Naarmate de opmars van het Rode Leger en de geallieerden vorderde, werd Bergen-Belsen vanuit alle bedreigde kampen volgestouwd met gevangenen. Met tienduizenden kwamen ze, te voet, in open goederenwagens, zonder voedsel, zonder verzorging, zonder kleren. Ze kwamen om van honger en vertwijfeling, ze bevroren of zakten van uitputting in elkaar. Hun aantal steeg van 22.000 (eind januari 1945) naar 41.000 (eind februari 1945) tot 60.000 (midden april 1945). Door de vreselijke tyfusepidemie van februari 1945 stierven de gevangenen massaal. Toen de Engelsen op 15 april 1945 het kamp bevrijdden, konden ze ondanks de geboden hulp het sterven niet tegenhouden. Tot eind juni 1945 vielen er nog eens 13.000 slachtoffers. Het kamp zelf werd helemaal platgebrand ter bestrijding van de tyfusepidemie. De Engelsen dwongen de SS om de lijken te begraven; tegelijkertijd werden lijken met bulldozers naar de massagraven gebracht.

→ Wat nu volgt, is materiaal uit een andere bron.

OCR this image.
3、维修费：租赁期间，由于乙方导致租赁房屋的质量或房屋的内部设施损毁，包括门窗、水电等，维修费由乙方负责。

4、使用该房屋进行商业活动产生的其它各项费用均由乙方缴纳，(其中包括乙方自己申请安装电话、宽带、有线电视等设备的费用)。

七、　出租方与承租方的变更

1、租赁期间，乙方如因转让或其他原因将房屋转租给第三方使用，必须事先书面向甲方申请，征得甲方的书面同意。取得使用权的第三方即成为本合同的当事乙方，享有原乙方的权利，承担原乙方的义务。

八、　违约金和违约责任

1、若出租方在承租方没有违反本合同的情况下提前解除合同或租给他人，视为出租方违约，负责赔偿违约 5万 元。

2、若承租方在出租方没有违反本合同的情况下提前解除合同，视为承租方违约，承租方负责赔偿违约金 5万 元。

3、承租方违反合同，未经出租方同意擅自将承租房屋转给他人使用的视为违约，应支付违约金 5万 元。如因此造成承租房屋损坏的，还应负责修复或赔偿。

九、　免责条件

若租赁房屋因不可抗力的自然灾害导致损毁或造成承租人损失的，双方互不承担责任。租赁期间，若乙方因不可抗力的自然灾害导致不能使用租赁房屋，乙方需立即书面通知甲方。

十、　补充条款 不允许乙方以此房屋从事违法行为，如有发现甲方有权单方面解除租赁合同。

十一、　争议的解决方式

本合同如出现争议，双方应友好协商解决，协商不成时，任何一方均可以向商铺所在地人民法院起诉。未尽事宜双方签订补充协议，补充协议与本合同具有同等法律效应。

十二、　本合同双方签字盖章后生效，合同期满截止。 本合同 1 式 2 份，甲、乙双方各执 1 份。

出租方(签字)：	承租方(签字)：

In dit inferno is in februari of maart 1945 ook jhr. mr. Th.W. Serraris (geb. 12-06-1906 in Oirschot), burgemeester van Heeze, ten gevolge van algehele uitputting bezweken. Pas in juli 1946 kwam daarover zekerheid van het Nederlandse Rode Kruis. Het laatste persoonlijke levensteken aan zijn echtgenote bestond uit enkele woorden, geschreven op een extra vloeitje gewikkeld om een uit concentratiekamp Vught gesmokkelde sigaret.
De Leendse burgemeester schrijft dat hij gedurende zijn verblijf in Bergen-Belsen vaak in gezelschap verkeerde van zijn Heezer collega Serraris, aan wie hij zoveel steun had gehad, en van zijn Geldropse collega Van der Putt.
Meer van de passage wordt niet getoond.